Hall Thruster is a plasma-based propulsion system for space vehicles that
was invented in the late 1950s. It has been developed primarily by the
Russians. During the past 20 years, the Russians placed in orbit about 100
Hall Thrusters. However, the vast majority of satellites worldwide have
relied on chemical thrusters and, to a lesser extent, ion thrusters.
A conventional ion thruster consists of two grids, an anode and a cathode,
between which a voltage drop occurs. Positively charged ions accelerate
away from the anode toward the cathode grid and through it. After
the ions get past the cathode, electrons are added to the flow,
neutralizing the output to keep it moving. A thrust is exerted on the
anode-cathode system, in a direction opposite to that of the flow.
Unfortunately, a positive charge builds up in the space between the grids,
limiting the ion flow and, therefore, the magnitude of the thrust that can
In a Hall Thruster, electrons injected into a radial magnetic field
neutralize the space charge. The magnitude of the field is approximately
200 gauss, strong enough to trap the electrons by causing them to spiral
around the field lines. Together, the magnetic field and a trapped
electron cloud serve as a virtual cathode. The ions, too heavy to be
affected by the field, continue their journey through the virtual cathode.
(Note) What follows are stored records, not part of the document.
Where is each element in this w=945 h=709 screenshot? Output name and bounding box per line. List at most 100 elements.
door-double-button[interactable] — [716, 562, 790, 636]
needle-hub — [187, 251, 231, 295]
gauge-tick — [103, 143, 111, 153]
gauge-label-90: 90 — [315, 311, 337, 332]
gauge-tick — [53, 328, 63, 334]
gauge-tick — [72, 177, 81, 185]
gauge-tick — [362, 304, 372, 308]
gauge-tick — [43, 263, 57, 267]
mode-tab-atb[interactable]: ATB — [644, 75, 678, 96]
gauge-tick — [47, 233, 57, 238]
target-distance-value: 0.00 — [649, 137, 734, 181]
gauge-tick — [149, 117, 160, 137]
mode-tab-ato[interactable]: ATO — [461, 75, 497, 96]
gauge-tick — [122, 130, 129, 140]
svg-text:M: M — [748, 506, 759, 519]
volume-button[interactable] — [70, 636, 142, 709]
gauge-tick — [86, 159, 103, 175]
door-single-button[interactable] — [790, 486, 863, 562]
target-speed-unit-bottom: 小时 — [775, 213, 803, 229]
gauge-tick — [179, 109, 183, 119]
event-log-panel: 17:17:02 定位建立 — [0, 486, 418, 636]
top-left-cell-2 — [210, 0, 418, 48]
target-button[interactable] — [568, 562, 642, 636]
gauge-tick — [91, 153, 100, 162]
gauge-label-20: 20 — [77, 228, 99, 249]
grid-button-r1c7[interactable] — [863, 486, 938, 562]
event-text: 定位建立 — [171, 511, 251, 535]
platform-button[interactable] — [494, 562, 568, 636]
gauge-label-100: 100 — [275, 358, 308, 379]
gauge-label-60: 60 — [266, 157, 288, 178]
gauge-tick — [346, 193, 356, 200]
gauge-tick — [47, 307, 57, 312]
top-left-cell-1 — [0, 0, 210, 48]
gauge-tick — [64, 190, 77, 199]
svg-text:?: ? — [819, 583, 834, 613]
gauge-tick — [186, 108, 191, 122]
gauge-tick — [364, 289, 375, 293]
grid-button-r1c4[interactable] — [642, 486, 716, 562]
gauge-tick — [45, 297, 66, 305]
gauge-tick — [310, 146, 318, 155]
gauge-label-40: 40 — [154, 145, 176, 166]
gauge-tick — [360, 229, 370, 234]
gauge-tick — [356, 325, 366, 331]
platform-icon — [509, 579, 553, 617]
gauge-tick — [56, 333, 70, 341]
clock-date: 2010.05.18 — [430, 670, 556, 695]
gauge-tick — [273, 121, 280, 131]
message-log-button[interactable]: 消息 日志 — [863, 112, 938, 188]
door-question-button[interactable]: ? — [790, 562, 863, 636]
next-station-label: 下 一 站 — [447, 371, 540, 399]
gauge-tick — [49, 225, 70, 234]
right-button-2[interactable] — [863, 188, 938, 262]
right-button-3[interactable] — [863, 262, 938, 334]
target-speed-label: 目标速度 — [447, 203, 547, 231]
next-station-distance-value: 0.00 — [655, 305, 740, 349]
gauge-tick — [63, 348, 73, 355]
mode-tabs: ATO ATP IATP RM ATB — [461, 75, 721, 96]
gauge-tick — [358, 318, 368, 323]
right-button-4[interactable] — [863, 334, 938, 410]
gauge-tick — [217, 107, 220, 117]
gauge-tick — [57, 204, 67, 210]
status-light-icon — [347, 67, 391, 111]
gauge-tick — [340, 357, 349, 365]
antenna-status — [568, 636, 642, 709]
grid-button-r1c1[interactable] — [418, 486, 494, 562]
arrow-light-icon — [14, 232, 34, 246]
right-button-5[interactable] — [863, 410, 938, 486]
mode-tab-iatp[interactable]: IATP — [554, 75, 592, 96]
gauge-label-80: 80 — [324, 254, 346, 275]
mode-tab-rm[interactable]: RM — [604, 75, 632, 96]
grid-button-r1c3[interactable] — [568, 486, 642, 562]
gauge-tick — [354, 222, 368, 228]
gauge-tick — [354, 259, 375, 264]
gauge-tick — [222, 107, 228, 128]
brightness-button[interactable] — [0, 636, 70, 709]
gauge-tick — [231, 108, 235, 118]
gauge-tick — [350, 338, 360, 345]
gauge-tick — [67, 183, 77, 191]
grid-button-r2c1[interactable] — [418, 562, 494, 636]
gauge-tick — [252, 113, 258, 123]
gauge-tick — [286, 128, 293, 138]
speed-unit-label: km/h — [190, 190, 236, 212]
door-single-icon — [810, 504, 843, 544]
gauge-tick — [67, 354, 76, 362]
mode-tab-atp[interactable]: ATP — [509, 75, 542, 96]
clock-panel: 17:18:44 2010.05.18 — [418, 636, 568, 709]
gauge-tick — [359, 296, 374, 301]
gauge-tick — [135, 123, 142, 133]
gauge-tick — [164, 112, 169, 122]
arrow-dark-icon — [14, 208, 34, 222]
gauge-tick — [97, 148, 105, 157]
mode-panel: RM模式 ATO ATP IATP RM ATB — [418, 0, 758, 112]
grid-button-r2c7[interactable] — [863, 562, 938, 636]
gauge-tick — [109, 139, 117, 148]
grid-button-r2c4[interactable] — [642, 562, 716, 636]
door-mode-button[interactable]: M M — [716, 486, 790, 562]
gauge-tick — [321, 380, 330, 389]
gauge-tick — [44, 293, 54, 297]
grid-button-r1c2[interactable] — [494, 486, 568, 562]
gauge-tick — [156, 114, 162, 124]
The movement of the positive and negative electrical charges through the
system results in a net force on the thruster in a direction opposite that
of the ion flow.
Generally, thrusters are used to compensate for atmospheric drag on
satellites in low-earth orbit, to reposition satellites in geosynchronous
orbit, or to raise a satellite from a lower orbit to geosynchronous orbit.
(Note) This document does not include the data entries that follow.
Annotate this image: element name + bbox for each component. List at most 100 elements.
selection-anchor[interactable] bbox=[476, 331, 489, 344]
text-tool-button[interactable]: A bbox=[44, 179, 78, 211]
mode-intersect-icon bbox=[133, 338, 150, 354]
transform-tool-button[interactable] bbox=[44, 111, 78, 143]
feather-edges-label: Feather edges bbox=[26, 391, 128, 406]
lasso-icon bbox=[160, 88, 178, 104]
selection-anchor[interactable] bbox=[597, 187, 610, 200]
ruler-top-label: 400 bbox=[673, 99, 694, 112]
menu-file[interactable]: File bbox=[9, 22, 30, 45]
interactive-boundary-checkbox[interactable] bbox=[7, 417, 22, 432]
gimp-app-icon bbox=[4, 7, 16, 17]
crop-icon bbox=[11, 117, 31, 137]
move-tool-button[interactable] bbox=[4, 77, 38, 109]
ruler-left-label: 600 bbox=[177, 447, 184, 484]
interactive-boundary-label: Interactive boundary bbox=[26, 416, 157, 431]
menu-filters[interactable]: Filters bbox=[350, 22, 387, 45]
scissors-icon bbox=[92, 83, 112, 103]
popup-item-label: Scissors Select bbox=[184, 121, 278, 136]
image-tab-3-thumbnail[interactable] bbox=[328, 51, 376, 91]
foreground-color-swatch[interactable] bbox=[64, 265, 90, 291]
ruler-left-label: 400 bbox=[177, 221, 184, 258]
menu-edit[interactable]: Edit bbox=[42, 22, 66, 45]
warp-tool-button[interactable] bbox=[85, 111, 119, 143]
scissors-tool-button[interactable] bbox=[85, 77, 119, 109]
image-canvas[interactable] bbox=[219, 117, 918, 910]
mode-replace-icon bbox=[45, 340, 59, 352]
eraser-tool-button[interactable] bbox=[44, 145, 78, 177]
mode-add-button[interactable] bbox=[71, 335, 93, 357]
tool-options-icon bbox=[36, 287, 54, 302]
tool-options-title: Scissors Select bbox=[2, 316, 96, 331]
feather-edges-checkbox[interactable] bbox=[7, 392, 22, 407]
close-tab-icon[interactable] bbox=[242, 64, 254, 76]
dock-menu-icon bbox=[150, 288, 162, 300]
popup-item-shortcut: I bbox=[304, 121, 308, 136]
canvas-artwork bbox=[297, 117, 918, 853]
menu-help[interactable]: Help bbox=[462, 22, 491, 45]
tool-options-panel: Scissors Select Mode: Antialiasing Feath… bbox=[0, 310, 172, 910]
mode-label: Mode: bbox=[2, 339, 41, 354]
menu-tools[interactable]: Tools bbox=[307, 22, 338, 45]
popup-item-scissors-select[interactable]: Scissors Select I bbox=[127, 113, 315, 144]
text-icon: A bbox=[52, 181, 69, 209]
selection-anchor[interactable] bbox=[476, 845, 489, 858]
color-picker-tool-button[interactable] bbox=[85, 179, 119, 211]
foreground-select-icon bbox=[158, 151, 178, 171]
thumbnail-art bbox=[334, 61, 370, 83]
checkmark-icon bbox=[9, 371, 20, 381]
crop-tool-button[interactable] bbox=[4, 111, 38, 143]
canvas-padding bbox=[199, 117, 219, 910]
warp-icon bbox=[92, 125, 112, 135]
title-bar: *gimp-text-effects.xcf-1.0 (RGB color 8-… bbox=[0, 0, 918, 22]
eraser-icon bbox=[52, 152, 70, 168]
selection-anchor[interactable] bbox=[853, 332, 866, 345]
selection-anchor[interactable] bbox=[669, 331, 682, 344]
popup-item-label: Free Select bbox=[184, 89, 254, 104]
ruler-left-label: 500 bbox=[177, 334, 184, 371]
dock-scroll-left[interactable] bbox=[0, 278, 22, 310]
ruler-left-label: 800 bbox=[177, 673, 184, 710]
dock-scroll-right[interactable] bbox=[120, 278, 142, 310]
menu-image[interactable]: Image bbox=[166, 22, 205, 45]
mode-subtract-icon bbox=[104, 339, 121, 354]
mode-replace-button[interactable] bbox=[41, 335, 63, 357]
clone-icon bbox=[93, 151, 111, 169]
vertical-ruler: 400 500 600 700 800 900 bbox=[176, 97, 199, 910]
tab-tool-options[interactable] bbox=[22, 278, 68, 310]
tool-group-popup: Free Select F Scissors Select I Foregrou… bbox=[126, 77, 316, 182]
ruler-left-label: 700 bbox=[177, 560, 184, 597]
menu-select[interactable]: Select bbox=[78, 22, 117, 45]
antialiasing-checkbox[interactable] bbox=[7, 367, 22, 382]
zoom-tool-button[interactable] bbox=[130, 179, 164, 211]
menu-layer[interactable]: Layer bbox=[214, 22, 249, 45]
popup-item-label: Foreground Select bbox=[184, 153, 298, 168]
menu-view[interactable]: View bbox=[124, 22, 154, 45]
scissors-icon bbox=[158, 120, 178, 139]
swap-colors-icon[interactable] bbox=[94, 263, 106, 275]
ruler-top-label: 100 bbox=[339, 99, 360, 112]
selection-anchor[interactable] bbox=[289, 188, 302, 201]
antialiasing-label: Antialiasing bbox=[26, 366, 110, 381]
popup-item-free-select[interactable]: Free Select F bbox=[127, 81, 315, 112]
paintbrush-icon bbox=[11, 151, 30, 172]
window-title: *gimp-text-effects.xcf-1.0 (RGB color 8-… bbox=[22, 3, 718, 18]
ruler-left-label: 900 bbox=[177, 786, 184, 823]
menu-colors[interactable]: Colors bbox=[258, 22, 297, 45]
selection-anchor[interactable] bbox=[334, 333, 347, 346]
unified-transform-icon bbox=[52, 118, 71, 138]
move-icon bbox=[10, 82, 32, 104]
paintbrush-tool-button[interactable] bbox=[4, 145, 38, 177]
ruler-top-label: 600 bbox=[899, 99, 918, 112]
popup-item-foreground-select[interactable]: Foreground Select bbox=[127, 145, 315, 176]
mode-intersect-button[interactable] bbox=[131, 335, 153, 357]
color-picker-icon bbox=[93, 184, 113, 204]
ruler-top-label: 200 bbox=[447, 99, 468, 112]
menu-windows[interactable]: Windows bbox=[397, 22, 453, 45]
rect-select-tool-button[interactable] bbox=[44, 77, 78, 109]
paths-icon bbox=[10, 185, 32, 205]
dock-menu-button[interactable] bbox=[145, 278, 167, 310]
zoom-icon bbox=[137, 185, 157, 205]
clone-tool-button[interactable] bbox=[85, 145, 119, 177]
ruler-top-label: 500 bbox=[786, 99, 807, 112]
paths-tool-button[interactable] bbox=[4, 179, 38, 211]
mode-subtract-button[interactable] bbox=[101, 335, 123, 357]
As a basic rule of thumb, for each kilogram of satellite mass one or two
watts of on-board power are available. PPPL's Hall Thruster consumes
several hundred watts of power, making it suitable for a satellite with a
mass in the range of a few hundred kilograms. PPPL physicists believe
there may be a market for Hall Thrusters operating at 1,000 watts or more,
but say predictions are difficult to make. They also speculate about the
development of Hall microthrusters with power outputs in the 100-watt
range, useful for very small satellites with masses of 50 to 100
kilograms. One could envision a large satellite disbursing hundreds
of the smaller ones for the exploration of a planet or as a spaced-based
radar array. The Hall Thruster may be too power hungry for this
application, but answers to these and other questions may emerge from
research now underway at PPPL.
Plasma thrusters for current space applications employ xenon propellant.
Xenon is relatively easy to ionize and store onboard the spacecraft. It
also has a high atomic number (54), which means a lot of mass per
ionization energy expended. The ionization energy is an
unavoidable inefficiency; in the
range of exhaust velocities most useful for current space applications -
about 15 km/sec - this energy loss for once-ionized xenon is less than 10
percent of the exhaust energy. (If the weight per atom were half, this
percentage would double.)
Initial results indicate that PPPL's Hall Thruster operating at 900 watts
does so with an efficiency that is comparable to state-of-the-art
thrusters. Planned upgrades include segmenting the thruster. Each segment
would be held at a specific electric potential, enabling researchers to
control exactly where the voltage drop occurs along the length of the
thruster. PPPL's Hall Thruster was designed with a modular configuration
so as to allow multiple thruster geometries that could be diagnosed in
detail easily. This includes the ability to measure precisely in three
dimensions how the thrust varies with position. This information could be
used to arrive at techniques to narrow the plume and obtain more control
over the outflow from the thruster, possibly improving its efficiency.
These capabilities may allow PPPL to advance the Hall Thrusters, making
them more attractive for commercial and military applications.